According to the notification, the government absorbed the increased international pricing pressure by lowering the petroleum charge and the sales tax.

“Petroleum costs in Pakistan are the lowest in the area,” he went on to say.

Minister of State for Information Farrukh Habib Tarin said at a press conference in Islamabad: “Only 16 other countries have cheaper gasoline costs than the United States. They are an oil producer with their oil.”

However, no amount of words can calm people’s rage. The opposition and the general public are all denouncing the Prime Minister for taking this step.

As PPP Chairman Bilawal Bhutto Zardari unleashed a withering attack on the government, he also condemned the hike in petroleum product prices.

“People are burning in the fire of unprecedented inflation, and any further increase in gasoline prices would only fan the flames.”

“After wrecking the economy, taxes on petroleum products remain an essential source of revenue for the PTI government,” he remarked.

Why is the price of petrol in Pakistan Rs127.30 a liter? According to the facts and figures, the global average price of gasoline is 1.20 US dollars per liter, which is equivalent to 204.90 Pakistani rupees.

Now, how are petrol prices even calculated?

The price of fuel includes all taxes and fees. Gasoline has a set price per liter. Add to that the Petroleum Development Levy (PDL), a federal government levy. Following the PDL, other additions include the oil marketing company’s profit of Rs2-3 per liter, the dealer’s profit (who sells at the petrol pumps), which is estimated to be Rs2-2.5, a 1% import tax, a variable transportation charge, and finally the General Sales Tax (GST).

To make up for the revenue gap, governments would raise the GST. However, the GST has just been reduced from 11.76 Rs per gallon to 8.15 Rs.

In the previous year, the federal government has raised gasoline prices almost every month, making life difficult for commuters. But there was a good reason for it. Global oil prices have begun to plummet in the last year, owing mostly to the coronavirus outbreak. Increased travel restrictions have resulted in lower oil demand. Concerns about climate change and a desire to examine renewable energy possibilities are among factors driving down oil prices, according to media reports.

Petroleum Levy (PL) or Petroleum Development Levy (PDL) is a type of tax imposed by the GOP in general or the Ministry of Energy in particular, which becomes part of the pricing structure, and the scope of the accumulating levy permits all infrastructural development taking place in the oil industry by government authorities.

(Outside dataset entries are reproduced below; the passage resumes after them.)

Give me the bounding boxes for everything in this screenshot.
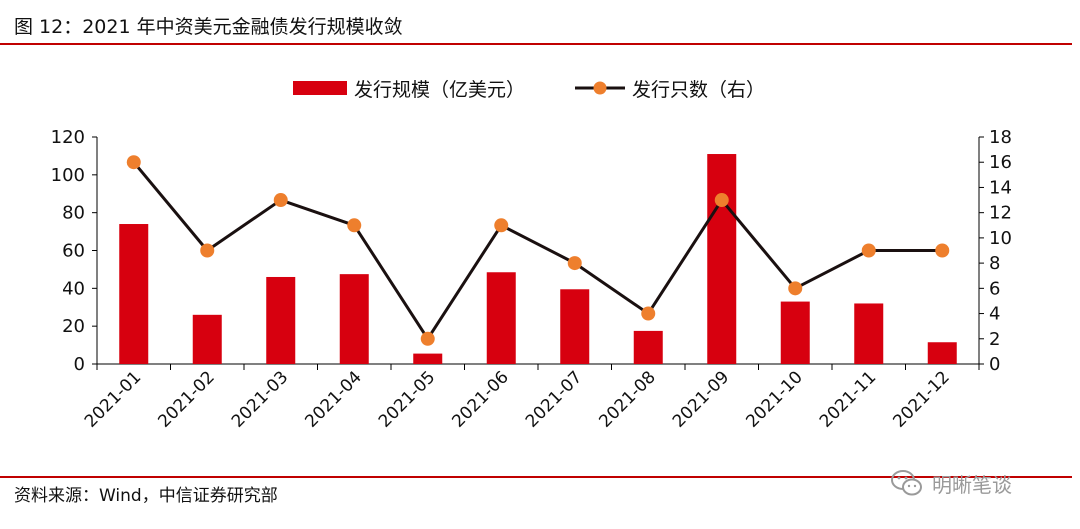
count-point: [494, 218, 509, 233]
legend-line-label: 发行只数（右）: [632, 79, 765, 101]
bar: [560, 289, 590, 364]
left-tick-label: 60: [62, 241, 85, 262]
bar: [339, 274, 369, 364]
x-tick-label: 2021-10: [742, 367, 806, 431]
right-tick-label: 6: [989, 278, 1000, 299]
chart: 发行规模（亿美元） 发行只数（右） 0 20 40 60 80 100 120 0 2 4 6 8 10…: [51, 79, 1012, 432]
legend-line-marker: [593, 81, 607, 95]
source-note: 资料来源：Wind，中信证券研究部: [14, 486, 278, 506]
bar: [780, 301, 810, 364]
x-tick-label: 2021-07: [522, 367, 586, 431]
wechat-icon: [891, 470, 922, 496]
x-tick-label: 2021-11: [816, 367, 880, 431]
bar: [707, 154, 737, 364]
x-tick-label: 2021-09: [669, 367, 733, 431]
figure-title: 图 12：2021 年中资美元金融债发行规模收敛: [14, 16, 403, 38]
legend: 发行规模（亿美元） 发行只数（右）: [293, 79, 765, 101]
right-tick-label: 12: [989, 203, 1012, 224]
axes: [92, 136, 984, 370]
right-tick-label: 18: [989, 127, 1012, 148]
left-tick-label: 120: [51, 127, 85, 148]
left-tick-label: 40: [62, 278, 85, 299]
left-tick-label: 80: [62, 203, 85, 224]
bar: [927, 342, 957, 364]
count-point: [861, 243, 876, 258]
count-point: [935, 243, 950, 258]
title-rule: [0, 43, 1072, 45]
x-tick-label: 2021-03: [228, 367, 292, 431]
bar: [266, 276, 296, 364]
right-tick-label: 10: [989, 228, 1012, 249]
count-point: [200, 243, 215, 258]
x-tick-label: 2021-01: [81, 367, 145, 431]
left-tick-label: 20: [62, 316, 85, 337]
bar: [192, 314, 222, 364]
right-tick-label: 16: [989, 152, 1012, 173]
x-tick-label: 2021-02: [154, 367, 218, 431]
count-point: [714, 193, 729, 208]
x-tick-label: 2021-04: [301, 367, 365, 431]
bar: [413, 353, 443, 364]
right-tick-label: 4: [989, 304, 1000, 325]
x-tick-label: 2021-06: [448, 367, 512, 431]
source-rule: [0, 476, 1072, 478]
count-point: [641, 306, 656, 321]
bar: [119, 224, 149, 364]
legend-bar-label: 发行规模（亿美元）: [354, 79, 525, 101]
count-point: [788, 281, 803, 296]
bar: [854, 303, 884, 364]
count-point: [420, 331, 435, 346]
right-tick-label: 14: [989, 177, 1012, 198]
watermark-text: 明晰笔谈: [932, 472, 1012, 497]
count-point: [126, 155, 141, 170]
count-point: [273, 193, 288, 208]
count-point: [347, 218, 362, 233]
legend-bar-swatch: [293, 81, 347, 95]
right-tick-label: 0: [989, 354, 1000, 375]
line-series: [126, 155, 950, 346]
bar: [633, 330, 663, 364]
bar-series: [119, 154, 957, 364]
left-tick-label: 100: [51, 165, 85, 186]
x-tick-label: 2021-08: [595, 367, 659, 431]
left-tick-label: 0: [74, 354, 85, 375]
right-tick-label: 2: [989, 329, 1000, 350]
right-tick-label: 8: [989, 253, 1000, 274]
x-tick-label: 2021-12: [889, 367, 953, 431]
count-point: [567, 256, 582, 271]
x-tick-label: 2021-05: [375, 367, 439, 431]
watermark: 明晰笔谈: [890, 466, 1012, 500]
bar: [486, 272, 516, 364]
count-line: [132, 161, 943, 341]
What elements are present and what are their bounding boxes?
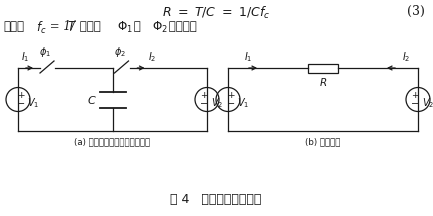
Text: $I_2$: $I_2$ bbox=[402, 50, 410, 64]
Text: $I_1$: $I_1$ bbox=[244, 50, 252, 64]
Text: $C$: $C$ bbox=[87, 94, 97, 105]
Text: 其中，: 其中， bbox=[3, 20, 24, 33]
Text: $V_2$: $V_2$ bbox=[211, 97, 223, 110]
Text: $V_1$: $V_1$ bbox=[237, 97, 249, 110]
Text: +: + bbox=[200, 91, 208, 100]
Text: $R\ =\ T/C\ =\ 1/Cf_c$: $R\ =\ T/C\ =\ 1/Cf_c$ bbox=[162, 5, 270, 21]
Text: +: + bbox=[17, 91, 25, 100]
Text: 和: 和 bbox=[130, 20, 145, 33]
Text: 的频率。: 的频率。 bbox=[165, 20, 197, 33]
Text: −: − bbox=[17, 99, 25, 109]
Text: $T$: $T$ bbox=[67, 20, 77, 33]
Text: $I_1$: $I_1$ bbox=[21, 50, 29, 64]
Text: −: − bbox=[227, 99, 235, 109]
Text: (3): (3) bbox=[407, 5, 425, 18]
Text: $f_c$: $f_c$ bbox=[36, 20, 47, 36]
Text: $V_2$: $V_2$ bbox=[422, 97, 433, 110]
Text: $R$: $R$ bbox=[319, 76, 327, 87]
Text: −: − bbox=[411, 99, 419, 109]
Text: $\phi_2$: $\phi_2$ bbox=[113, 45, 126, 59]
Text: $\Phi_2$: $\Phi_2$ bbox=[152, 20, 168, 35]
Text: $\phi_1$: $\phi_1$ bbox=[39, 45, 51, 59]
Text: 是信号: 是信号 bbox=[76, 20, 104, 33]
Text: (b) 连续电阻: (b) 连续电阻 bbox=[305, 137, 341, 146]
Text: −: − bbox=[200, 99, 208, 109]
Text: +: + bbox=[227, 91, 235, 100]
Text: +: + bbox=[411, 91, 419, 100]
Text: $I_2$: $I_2$ bbox=[149, 50, 157, 64]
Text: $\Phi_1$: $\Phi_1$ bbox=[117, 20, 133, 35]
Bar bbox=[308, 64, 338, 73]
Text: 图 4   一种电阻模拟方法: 图 4 一种电阻模拟方法 bbox=[170, 193, 262, 206]
Text: (a) 并联开关电容电阻原理电路: (a) 并联开关电容电阻原理电路 bbox=[74, 137, 151, 146]
Text: $V_1$: $V_1$ bbox=[27, 97, 39, 110]
Text: = 1/: = 1/ bbox=[46, 20, 75, 33]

It can be altered at any time and is a clever technique to manipulate the pricing formula. Despite the dramatic increase in gasoline prices, the petroleum levy remains at 5.62 per liter.

After learning all of these facts, I believe the government should admit that it can no longer meet its revenue objective from petroleum products and, in exchange, give a clear and credible strategy for increasing revenue from other sources. So far, it has not been successful, and finding choices to cover such a vast hole in such a short period is a difficult assignment. The final alternative is to wait and hope that the international price falls, in which case it may be able to recoup its losses by reintroducing taxes while keeping local pricing constant. If this occurs, this option may turn out to be rather prudent.